In a year that has got us excessively worried about the negative impact of social media on our mental health, I want to remind people that there have been and continue to be some incredible good sides to it as well. The fact that today, I wouldn’t judge a woman for coming home late at night, wearing what she pleases or whom she dates, or where she goes out to, is mostly, if not wholly, because of social media and the recourse to a gamut of arguments and counter-arguments on feminist issues that it provided me. And believe it or not, sometimes it has a far more profound effect on us than a book read once on a particular day ever would.

Most of us might remember a particular meme (or something like that) doing rounds on Facebook for quite some time now. This particular meme showed an elegant, black-and-white picture of Princess Diana along with the quote, “In a world full of Kim Kardashians, be a Princess Diana.”, reinforcing gender-based prejudices and satisfying women with just the validation they needed. But just a few days later, somebody thought it was foolish and they re-created the meme with the quote, “In a world full of Kardashians, be whoever the hell you want to be,” super-imposed on the same elegant picture of Princess Diana used previously for completely opposite purposes. Now, that got people like us thinking! It was as simple as that. I feel social media has created a generation not necessarily of good human beings, but of thinkers, who would at least question their beliefs every now and then. Nothing is written in stone any more. Human beings becoming more confused and questioning their surroundings incessantly is definitely a better status quo than them coming to false conclusions based on their biases and prejudices.

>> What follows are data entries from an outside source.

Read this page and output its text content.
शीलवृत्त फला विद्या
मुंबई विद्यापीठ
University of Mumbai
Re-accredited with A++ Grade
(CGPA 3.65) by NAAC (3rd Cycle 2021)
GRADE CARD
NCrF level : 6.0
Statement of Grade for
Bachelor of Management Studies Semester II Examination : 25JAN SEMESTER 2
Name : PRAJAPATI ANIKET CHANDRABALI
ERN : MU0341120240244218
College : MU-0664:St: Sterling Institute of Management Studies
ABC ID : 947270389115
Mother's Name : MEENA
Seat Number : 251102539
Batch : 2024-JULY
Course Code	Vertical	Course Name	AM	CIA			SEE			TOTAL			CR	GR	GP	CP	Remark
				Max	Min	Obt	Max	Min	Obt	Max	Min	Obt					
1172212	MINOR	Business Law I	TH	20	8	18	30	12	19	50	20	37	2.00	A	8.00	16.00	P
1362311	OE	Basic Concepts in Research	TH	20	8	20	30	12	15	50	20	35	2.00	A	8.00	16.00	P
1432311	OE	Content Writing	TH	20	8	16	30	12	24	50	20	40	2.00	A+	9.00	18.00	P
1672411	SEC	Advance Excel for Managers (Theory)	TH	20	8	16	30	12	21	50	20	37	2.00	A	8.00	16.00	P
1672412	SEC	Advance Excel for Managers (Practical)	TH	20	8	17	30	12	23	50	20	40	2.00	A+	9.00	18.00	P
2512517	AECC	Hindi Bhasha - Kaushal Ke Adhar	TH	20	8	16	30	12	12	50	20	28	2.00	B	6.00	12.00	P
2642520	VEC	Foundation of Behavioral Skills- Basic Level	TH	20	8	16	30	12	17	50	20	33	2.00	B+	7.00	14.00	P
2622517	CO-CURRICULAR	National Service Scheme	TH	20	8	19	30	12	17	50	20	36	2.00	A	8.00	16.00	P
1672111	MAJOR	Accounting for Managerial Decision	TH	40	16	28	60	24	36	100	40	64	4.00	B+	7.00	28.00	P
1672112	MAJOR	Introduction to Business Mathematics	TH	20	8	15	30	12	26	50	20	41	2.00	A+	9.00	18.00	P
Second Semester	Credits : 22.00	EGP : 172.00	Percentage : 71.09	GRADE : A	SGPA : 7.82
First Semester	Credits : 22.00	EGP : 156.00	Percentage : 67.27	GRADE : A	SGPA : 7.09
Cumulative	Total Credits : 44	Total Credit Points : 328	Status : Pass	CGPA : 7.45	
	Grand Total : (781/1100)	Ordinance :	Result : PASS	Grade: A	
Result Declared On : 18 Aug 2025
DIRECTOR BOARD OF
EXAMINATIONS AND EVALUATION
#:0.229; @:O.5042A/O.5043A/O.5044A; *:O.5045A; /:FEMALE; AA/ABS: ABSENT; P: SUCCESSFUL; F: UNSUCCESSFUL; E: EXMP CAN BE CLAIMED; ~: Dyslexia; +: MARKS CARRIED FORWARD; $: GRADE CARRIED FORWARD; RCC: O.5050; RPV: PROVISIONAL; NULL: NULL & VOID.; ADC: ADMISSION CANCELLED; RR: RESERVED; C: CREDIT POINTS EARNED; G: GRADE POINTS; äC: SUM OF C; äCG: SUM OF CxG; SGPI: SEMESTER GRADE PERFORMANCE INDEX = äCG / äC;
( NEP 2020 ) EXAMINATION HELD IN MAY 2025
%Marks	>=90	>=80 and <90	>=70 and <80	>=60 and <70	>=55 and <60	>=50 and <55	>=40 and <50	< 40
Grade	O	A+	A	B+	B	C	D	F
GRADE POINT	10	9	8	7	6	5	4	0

What has specifically happened to the feminist movement in the age of social media is that women have gotten a lot of exposure to how and through what social tools they had been oppressed through ages, and how best to avoid falling prey to them in the near future. We’ve learnt to appease patriarchy less and our inner drives and desires more.

Yes, sometimes I do still fall prey to societal conditioning and the do’s and don’ts of patriarchal society, but you know what, I take a moment to ponder on them. I try to be better next time. Such constant efforts to be better and more aware has built a mutually reinforcing sisterhood globally, where solidarity against patriarchy is just the norm of the day. It is not something ‘extra’ or something we ‘fuss over’ just to forget about it the next day. It’s an ongoing effort within an entire online community of womxn who feel the need to call out society on all its acts of unkindness, cruelty and suppression that the world has tolerated through generations. It is also an ode to technology and the social solidarity it can generate merely through an exchange of ideas and opinions, so that every day, we can rise up and stand for another sister than pull her apart in the way we did not too long ago.